Making more authentication tools will likely help consumers sniff out fraud, but it could also help people interested in concocting fraudulent or doctored pictures. Child pornographers regularly exploit photo doctoring tools to develop composite pictures that allow them to get around criminal statutes. The 2004 presidential campaign also showed how doctored photos--remember the fake photo of John Kerry and Jane Fonda sitting next to each other--can influence a campaign.

"'Educating fraudsters' is a real issue, but also an inevitable one in this type of game. I do believe that although we publish all of our results, the combination of techniques that we and others are developing will make it increasingly more difficult to create convincing forgeries," Farid wrote. "Whether we publish our results or not, the best forgers will always be able to create forgeries that go undetected. The average person, however, will likely not be able to circumvent all of our techniques."

[Penguinisto]

That's nice...

...and will prolly last about as long as it takes for someone to cook up an EXIF data editor capable of breaking whatever encryption they toss at it (or simply rips the old one out and sticks a replacement EXIF header in...)

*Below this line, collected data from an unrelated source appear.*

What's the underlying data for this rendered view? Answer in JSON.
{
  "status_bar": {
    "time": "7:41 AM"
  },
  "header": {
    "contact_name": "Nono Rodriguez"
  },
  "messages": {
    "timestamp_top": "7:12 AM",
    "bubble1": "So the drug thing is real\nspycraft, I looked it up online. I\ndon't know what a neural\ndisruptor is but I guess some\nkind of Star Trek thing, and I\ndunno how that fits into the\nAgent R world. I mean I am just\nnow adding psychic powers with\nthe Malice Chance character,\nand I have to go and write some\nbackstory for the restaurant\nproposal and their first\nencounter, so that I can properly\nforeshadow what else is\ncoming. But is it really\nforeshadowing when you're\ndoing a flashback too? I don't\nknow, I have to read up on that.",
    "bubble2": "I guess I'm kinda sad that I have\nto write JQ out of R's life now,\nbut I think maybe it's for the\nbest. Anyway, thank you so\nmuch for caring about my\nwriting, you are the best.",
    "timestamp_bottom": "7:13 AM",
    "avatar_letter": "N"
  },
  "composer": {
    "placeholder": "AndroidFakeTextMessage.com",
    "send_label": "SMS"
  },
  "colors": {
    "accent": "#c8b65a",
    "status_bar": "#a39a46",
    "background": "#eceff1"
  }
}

I give it about 24 hours. Perhaps 48.

/P

[cnetuser234]

Nope, not EXIF

No, I don't think so, you don't need EXIFs at all for this.
The software examines the pixels. Each camera produces
noise, and the pattern of that noise, in addition to depending how
it was compressed, will vary between different brands.
After all, the EXIF is maintained, even though the photo
can be manipulated. So, manipulation is only detected by
looking at the actual image.

[lindroart]

Good Photo editors could still "edit" without detection

As a graphic artist who's used PhotoShop from 1.0 to the current
version, I doubt this "detection" will work if someone with enough
experience does the editing. There's ways to get around this. If a
photo is "edited" without using the cloning tool the technique won't
work, will it? Printing an "edited" photo out and then rescanning
(with a filter?) may be another way. And those two ideas are just
off the top of my head.

[Professor Cornbread]

Why bother?

Why even bother? I could edit a photo, print it out with a high definition printer and then take a picture of it...or project it...or any number of tricks

[marc_90292]

REALLY!!!

As if PhotoShop couldn't use another polishing.
Now Adobe slips into the uniform of CSIs

[ralfthedog]

can be used as a tool to help make fraud harder to detect.

First, keep editing your photo until everything but the quantization tables checks as legit. Then save using a plugin that uses Canon quantization tables.


You would need to use original photos, or stock shots taken in raw mode. Double compression would be detectable. The only truly hard part would be writing the canon plugin.